No but I do enjoy other things like: being lazy, procrastinating, getting assignments done, obsessing over sports, and blogging other random shenanigans.  So, give me some time.  It DOES NOT mean that I hate you or that I love you any less.  I also have not half-assed some of my important and sincere and most convicting ones.  I wrote a 15 page letter to the Pastor of First Baptist Trussville a couple of days ago and put it in the mail today.  I've written letters to people age 2 to 82 so I have a lot of people to cover and a lot of other things on my agenda too... and hey, I'm not perfect so I'll go ahead and admit it.... changing your attitude about life, being humbled by God, and being blessed with a blank slate means that there are a lot of convictions that you have to take care of in order to put your old self behind you.  Because on the straight and narrow, you can't just turn 90 degrees and make a half-way change in yourself and then start walking forward.  No, you'd be walking DIRECTLY off path.  I mean, I'm taking a road less traveled and all but I'm going to stick with the northbound direction on this North/South bound path we all get our own version of.  The idea of just turning around and going N instead of S makes this 90 degree turn a completely straight shot on the East-West bound unmarked course.  Uhhh.. NO THANKS!
(We all know how great I was at getting lost on those cross-country trail runs.  I spent most of my Monday nights one thing and that was, simply lost!)

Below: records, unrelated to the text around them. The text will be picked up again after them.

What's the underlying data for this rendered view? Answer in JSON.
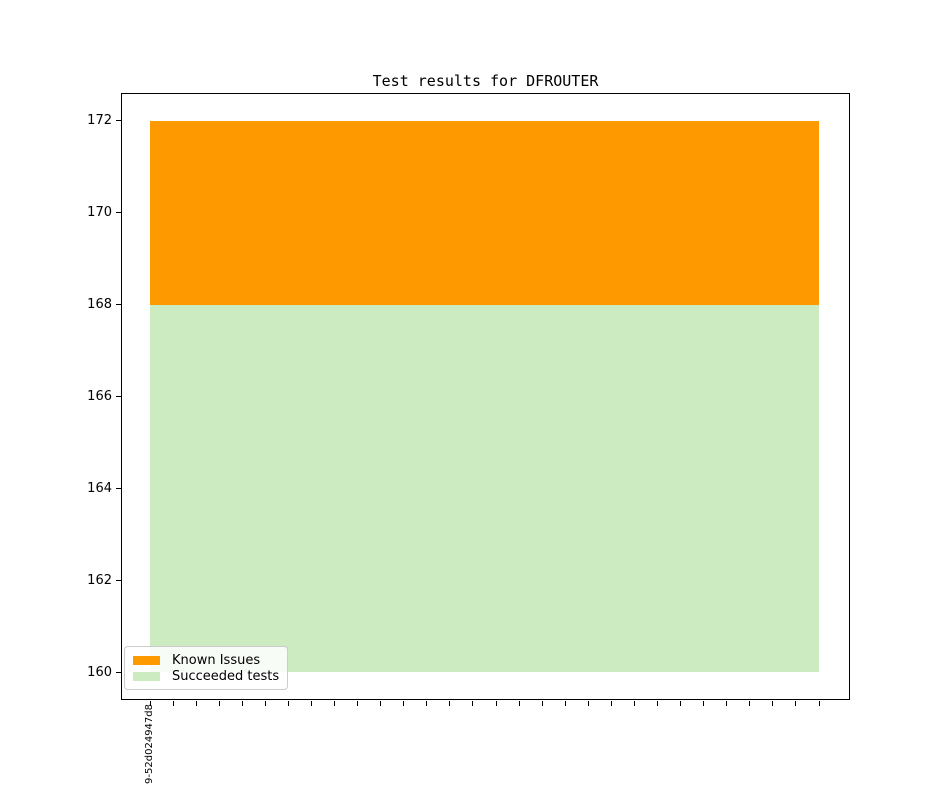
{
  "chart_data": {
    "type": "area",
    "stacked": true,
    "title": "Test results for DFROUTER",
    "ylim": [
      159.4,
      172.6
    ],
    "yticks": [
      160,
      162,
      164,
      166,
      168,
      170,
      172
    ],
    "x_ticks": {
      "count": 30,
      "first_label": "9-52d024947d8"
    },
    "series": [
      {
        "name": "Succeeded tests",
        "color": "#cdebc0",
        "value": 168,
        "band": [
          160,
          168
        ]
      },
      {
        "name": "Known Issues",
        "color": "#ff9900",
        "value": 4,
        "band": [
          168,
          172
        ]
      }
    ],
    "legend": {
      "position": "lower-left",
      "entries": [
        "Known Issues",
        "Succeeded tests"
      ]
    }
  }
}
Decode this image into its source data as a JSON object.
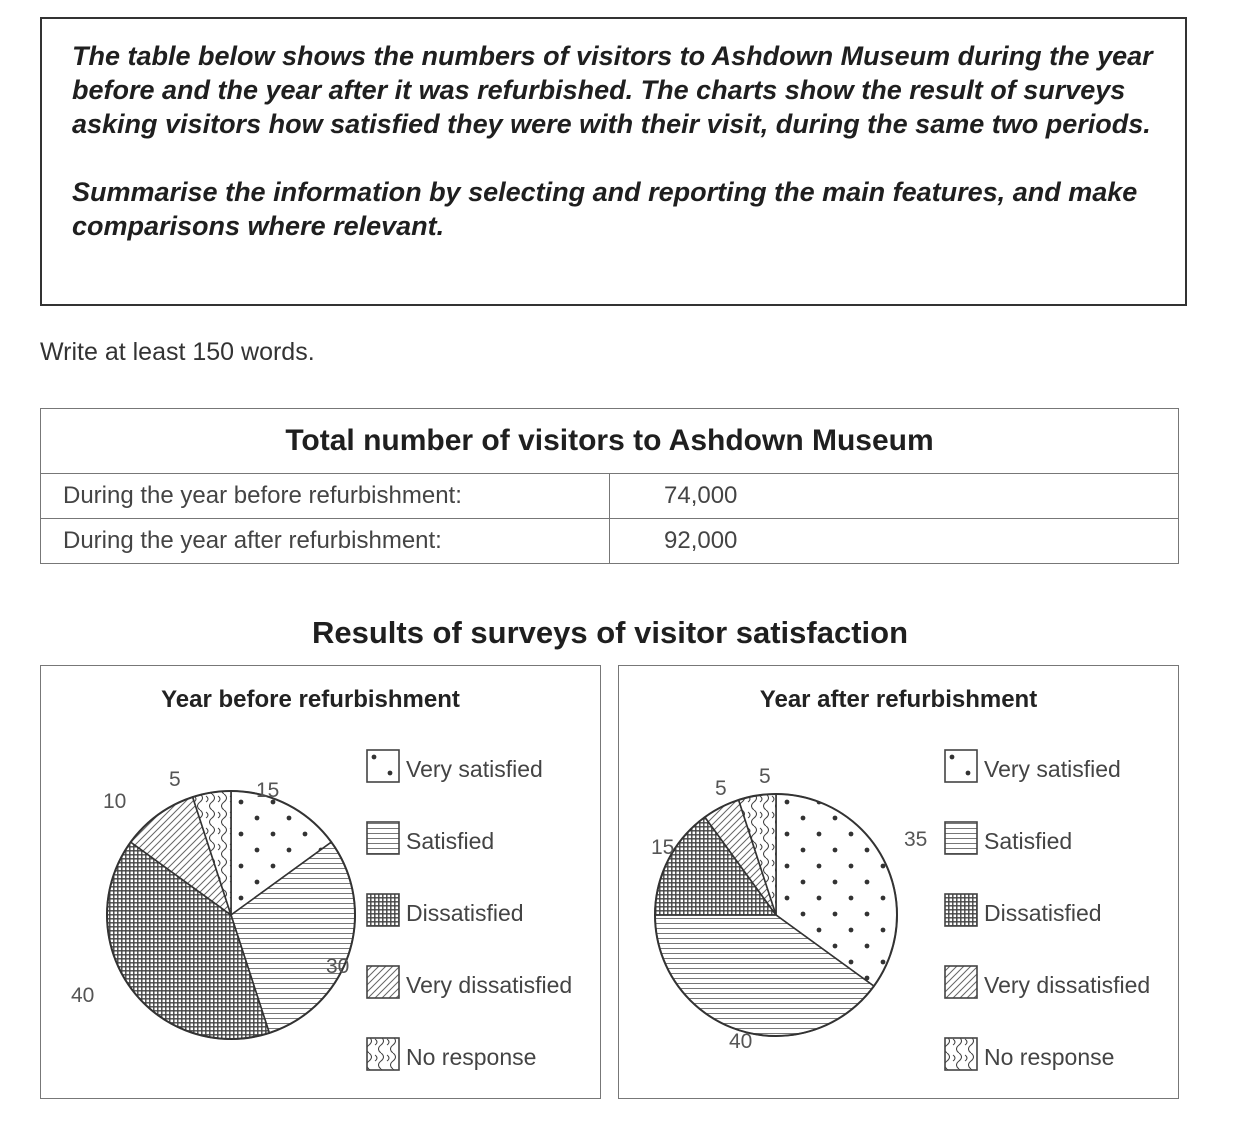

But God is blazing my trail.  Quite literally.  The puns aren't intended.  But we do use fire as a figure of speech a lot.  And LORD HAVE MERCY with the SONGS that mention fire.  Holy moly!  I mean, those experiences are the ones you gotta just look into the eye and send the flames back to hell.  Go to hell, my foe.  Thanks for all of these lessons, but I'll be on my way now!

And I am on my way now.  Not just alive.  Alive and well.  And that is the not-so bitter-sweet but the sweet-sweet.